While you can't prevent transactions in bitcoins, you absolutely can cut off conversions between bitcoins and USD. Just cut them off at the payment provider the same way. Right now, bitcoin exchanges can operate entirely above-board; driving them underground and equating them with money launderers would make it extremely difficult for bitcoin to solve any of the problems that people want it to solve.
While many people (myself included) would love to see a cryptographic currency replace all existing currencies, it needs a transition period to have a good chance of succeeding, and making it illegal would eliminate that transition period.
I have to say, as much as bitcoin is in a downfall, this actually makes a ton of sense. That was the initial goal of bitcoin, to create a de-centralized currency. As long as the BTC is a STABLE currency this works out well. Or short-term stable. It can become a medium of financial transfer: I buy 10 BTC, donate it, they claim 10 BTC, convert to cash. Done.

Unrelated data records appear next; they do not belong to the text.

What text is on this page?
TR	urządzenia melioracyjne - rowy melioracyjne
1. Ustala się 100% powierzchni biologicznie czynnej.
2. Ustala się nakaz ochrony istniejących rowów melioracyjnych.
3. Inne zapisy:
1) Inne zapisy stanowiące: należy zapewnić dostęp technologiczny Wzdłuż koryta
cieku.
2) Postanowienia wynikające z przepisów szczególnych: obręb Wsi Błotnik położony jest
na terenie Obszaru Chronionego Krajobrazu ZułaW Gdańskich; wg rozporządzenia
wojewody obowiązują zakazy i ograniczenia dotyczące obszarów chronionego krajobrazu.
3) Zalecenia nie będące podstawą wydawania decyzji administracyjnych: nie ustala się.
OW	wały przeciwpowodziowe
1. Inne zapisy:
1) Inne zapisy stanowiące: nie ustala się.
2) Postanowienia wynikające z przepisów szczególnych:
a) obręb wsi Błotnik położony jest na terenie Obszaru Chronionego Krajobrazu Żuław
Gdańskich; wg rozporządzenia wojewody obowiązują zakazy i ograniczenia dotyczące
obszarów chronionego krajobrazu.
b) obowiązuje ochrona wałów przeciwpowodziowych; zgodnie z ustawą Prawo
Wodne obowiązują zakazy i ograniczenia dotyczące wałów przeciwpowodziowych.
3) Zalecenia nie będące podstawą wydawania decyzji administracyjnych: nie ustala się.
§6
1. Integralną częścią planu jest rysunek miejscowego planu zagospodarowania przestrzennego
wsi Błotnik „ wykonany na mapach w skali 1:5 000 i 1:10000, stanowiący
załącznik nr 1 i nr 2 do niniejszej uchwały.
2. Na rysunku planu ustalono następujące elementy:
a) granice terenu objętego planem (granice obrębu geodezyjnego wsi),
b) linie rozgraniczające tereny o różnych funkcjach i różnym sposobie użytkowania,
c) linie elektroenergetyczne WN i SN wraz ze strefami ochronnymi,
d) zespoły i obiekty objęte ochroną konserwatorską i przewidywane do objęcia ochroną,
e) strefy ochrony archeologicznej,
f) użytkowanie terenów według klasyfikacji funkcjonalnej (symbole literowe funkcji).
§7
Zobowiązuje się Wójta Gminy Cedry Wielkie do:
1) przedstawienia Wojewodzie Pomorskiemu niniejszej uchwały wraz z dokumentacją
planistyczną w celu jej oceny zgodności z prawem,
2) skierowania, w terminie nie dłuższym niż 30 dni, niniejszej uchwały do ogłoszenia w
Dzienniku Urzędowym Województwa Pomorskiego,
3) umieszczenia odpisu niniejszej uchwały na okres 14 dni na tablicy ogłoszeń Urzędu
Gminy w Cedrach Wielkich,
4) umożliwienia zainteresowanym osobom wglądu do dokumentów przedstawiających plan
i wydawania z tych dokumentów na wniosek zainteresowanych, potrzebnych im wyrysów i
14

It would be great if there was a tool to literally facilitate this transaction without directly giving from one company to another, thus bypassing SOPA. I give the "holder" $10, the "holder" gives me 10 BTC. Then I give 10 BTC to say PirateBay. Then the "holder" guarantees that piratebay can sell 10 BTC to them for $10. Thats it. They only converted BTC to/from cash. I directly gave BTC to pirate bay. SOPA is ignored.
HOWEVER THIS IS EXACTLY WHAT THE INTERNET IS AGAINST. This will prevent all sort of anti-fraud that is going on now. You will wind up bypassing years of innovation to create a black market. It will be detremental.
> HOWEVER THIS IS EXACTLY WHAT THE INTERNET IS AGAINST. This will prevent all sort of anti-fraud that is going on now. You will wind up bypassing years of innovation to create a black market. It will be detremental.
Right now, in meatspace, I have both options: I can pay with cash and have little to no recourse or record, or I can pay with check or credit card and have a record and various fraud protection measures. I want to have both options on the Internet as well.
Also note that various bitcoin escrow agencies have popped up, which serve the obvious function. Assuming an agency exists that both parties trust, you can have the fraud protection you want if and when you want it.
But bitcoin escrow agencies don't solve the SOPA problem -- once you have a small number of intermediaries paying these websites, they become the place where the law can apply its force. They will be ordered/coerced to stop funding ThePirateBay or whatever site the media industry targets, so these sites either can't have reliable BC payments or they are subject to being cut off by these laws without trial.
Only if they operate in jurisdictions that can apply such force, and only if they make a connection between their online presence and their offline presence. An escrow agency could operate pseudonymously online without having an offline presence, as long as they built a trusted reputation around their online pseudonym and cryptographic identity.
The endgame is much, much more than that. Once the US lose control of the money supply it loses a ton of its power and we can (finally) stop fearing Washington.
That might be a solution 5, 10 years down the line.
What's the solution today?
If you cut any site off from Google/DoubleClick, you've effectively prevented them from monetizing through advertising enough to reach top 100.
That's not every site's business model, but there's certainly a class of sites we'd like to exist (of which YouTube is a prime example) that would not be able to exist without access to the US advertising networks.
If you cut of the other ways to get money then Bitcoin is the solution today (or in a few months when it is properly integrated with the merchant software).
Bitcoin is not a solution today. Your parents are not going to buy something from a website that only accepts payment in a currency they've never heard of and don't have. A website that can only accept BitCoin payments cannot be competitive.
You can't cut of bitcoin transactions because there is by its very definition no place to cut them of.
If this is the case, we are only going to get that much closer to the end game.